The Stars have been outplayed across the board, offensively, defensively and in goal.

"They want the puck, and they want it more than us," defenseman Stephane Robidas said.

And why would the Wings want it more?

"That," Robidas admitted, "is a good question."

The Stars wanted to start fast and they did, but it didn't matter.
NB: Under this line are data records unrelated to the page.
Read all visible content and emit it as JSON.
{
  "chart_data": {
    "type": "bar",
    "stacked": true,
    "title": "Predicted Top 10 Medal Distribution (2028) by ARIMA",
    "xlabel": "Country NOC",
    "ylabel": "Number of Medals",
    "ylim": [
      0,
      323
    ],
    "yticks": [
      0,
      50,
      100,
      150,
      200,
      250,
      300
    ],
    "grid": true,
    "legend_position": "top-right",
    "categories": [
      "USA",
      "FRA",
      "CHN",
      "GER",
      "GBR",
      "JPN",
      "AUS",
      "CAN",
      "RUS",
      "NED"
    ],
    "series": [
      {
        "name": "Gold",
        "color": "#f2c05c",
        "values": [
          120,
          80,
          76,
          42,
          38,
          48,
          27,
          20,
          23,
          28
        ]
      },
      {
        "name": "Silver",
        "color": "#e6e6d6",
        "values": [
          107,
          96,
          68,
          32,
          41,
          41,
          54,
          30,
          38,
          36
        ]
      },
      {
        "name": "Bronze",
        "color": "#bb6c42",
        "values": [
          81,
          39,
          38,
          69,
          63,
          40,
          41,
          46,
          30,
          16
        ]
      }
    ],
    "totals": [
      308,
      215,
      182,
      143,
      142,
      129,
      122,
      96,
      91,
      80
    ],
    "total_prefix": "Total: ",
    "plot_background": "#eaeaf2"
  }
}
Pavel Datsyuk popped a backhand off the right post when the teams were 4-on-4 midway through the first period, and the Stars were chasing the game again for the rest of the night.

When Nicklas Grossman tied it with a one-timer off a delicious cross-ice backhand pass from Modano, the Wings answered 37 seconds later with another Datsyuk goal, this one after the Stars' defense -- hello, Trevor Daley, anybody home? -- collapsed on Tomas Holmstrom and left Datsyuk alone charging down the slot.

Once again the Stars fought back to tie it when Brad Richards bounced the puck off Brad Stuart's skate and past Chris Osgood.

That's where Turco simply had to hold the line. Let nothing else get past him. But he is simply not playing well enough to clean up the mistakes happening in front of him, and when a poorly timed Stars change let Jiri Hudler stream loose on a breakaway, it was inevitable that he would beat Turco with a simple backhand move.

"You can't give them any chances," Robidas said. "They're going to create enough on their own. You can't give them freebies."

There was no more comeback in the Stars after that, but first Henrik Zetterberg, then Datsyuk, completing his hat trick, pumped bullets into the corpse, just in case.

At one point late in the game, Stars play-by-play man Ralph Strangis noted that the Stars looked "dull, tired."

Retorted color analyst Daryl Reaugh: "Fibromyalgia?"

I fear it's something far worse than that.

They're succumbing, once again, to that most terminal of diseases, the Curse of the Red Wings.

Unfortunately, they have to show up for one more game before it's officially fatal.